Boost - 从Coroutine2 到Fiber

协程引子

我开始一直搞不懂协程是什么，网上搜一搜，(尤其是Golang的goroutine)感觉从概念上听起来有点像线程池，尤其是类似Java的ExcutorService类似的东西

package helloworld;

import java.util.Calendar;

import java.util.Date;

import java.util.concurrent.Callable;

import java.util.concurrent.ExecutorService;

import java.util.concurrent.Executors;

import java.util.concurrent.Future;

public class CallMe {

	static class Call implements Callable<String>{

		@Override

		public String call() throws Exception {

			Date d = Calendar.getInstance().getTime();

			return d.toString();

		}

	}

	public static void main(String[] args) throws Exception{

		ExecutorService pool = Executors.newSingleThreadExecutor();

		Future<String> str = pool.submit(new Call());

		pool.shutdown();

		String ret = str.get();

		System.out.println(ret);

	}

}

package main

import (

	"fmt"

	"time"

)

func CallMe(pipe chan string) {

	t := time.Now()

	pipe <- t.String()

}

func main() {

	pipe := make(chan string, 1)

	defer close(pipe)

	go CallMe(pipe)

	select {

	case v, ok := <-pipe:

		if !ok {

			fmt.Println("Read Error")

		}

		fmt.Println(v)

	}

}

是的，协程除了它要解决的问题上，其他可以说就是线程。

那么协程要解决什么问题呢？

这要从协程为什么火起来说起。线程池很好，但线程是由操作系统调度的，并且线程切换代价太大，往往需要耗费数千个CPU周期。

在同步阻塞的编程模式下，

当并发量很大、IO密集时，往往一个任务刚进入线程池就阻塞在IO，就可能(因为线程切换是不可控的)需要切换线程，这时线程切换的代价就不可以忽视了。
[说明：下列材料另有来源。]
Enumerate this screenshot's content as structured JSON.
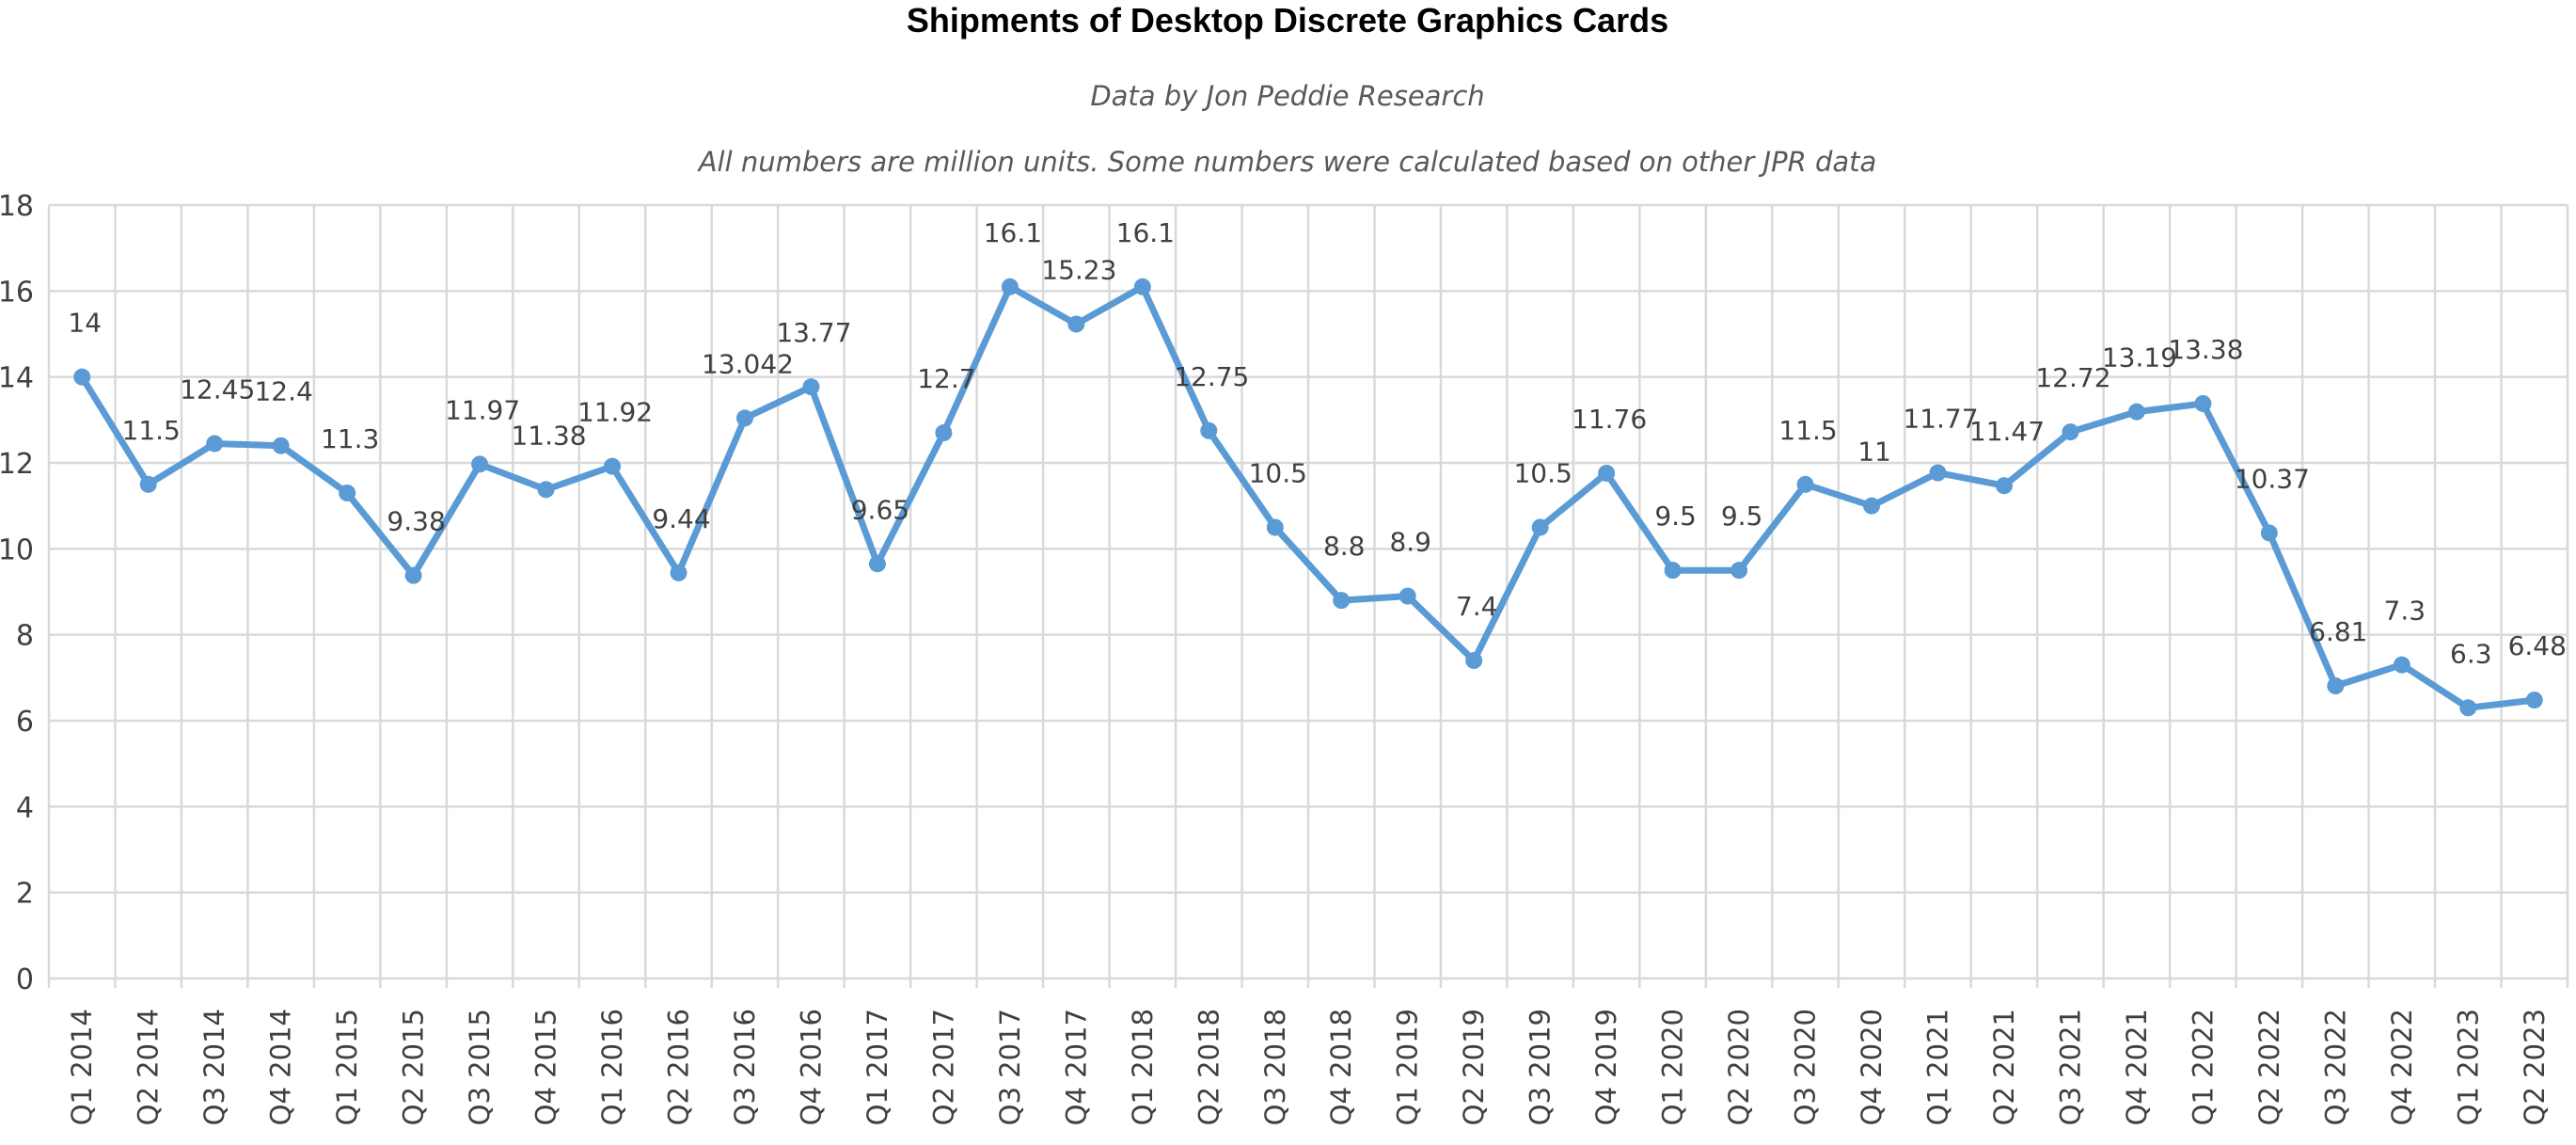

后来人们发现异步非阻塞的模型能解决这个问题，当被IO阻塞时，直接调用非阻塞接口，注册一个回调函数，当前线程继续进行，也就不用切换线程了。但理想很丰满，现实很骨感，异步的回调各种嵌套让程序员的人生更加悲惨。

于是协程应运重生。

协程就是由程序员控制跑在线程里的“微线程”。它可以由程序员调度，切换协程时代价小(切换根据实现不同，消耗的CPU周期从几十到几百不等)，创建时耗费资源小。十分适用IO密集的场景。

Boost::Coroutine2

boost的Coroutine2不同于Goroutine，golang的协程调度是由Go语言完成，而boost::coroutine2的协程需要自己去调度。

#include <boost\coroutine2\all.hpp>

#include <cstdlib>

#include <iostream>

using namespace boost;

using namespace std;

class X {

public:

	X() {

		cout << "X()\n";

	}

	~X() {

		cout << "~X()\n";

		system("pause");

	}

};

void foo(boost::coroutines2::coroutine<void>::pull_type& pull) {

	X x;

	cout << "a\n";

	pull();

	cout << "b\n";

	pull();

	cout << "c\n";

}

int main() {

	coroutines2::coroutine<void>::push_type push(foo);

	cout << "1\n";

	push();

	cout << "2\n";

	push();

	cout << "3\n";

	push();

	return 0;

}

调用push_type和pull_type的operator()就会让出当前执行流程给对应的协程。push_type可以给pull_type传递参数，而pull_type通过调用get来获取。

你也可以写成这样

boost::coroutines2::coroutine<void>::pull_type pull([](coroutine<void>::push_type &push){...})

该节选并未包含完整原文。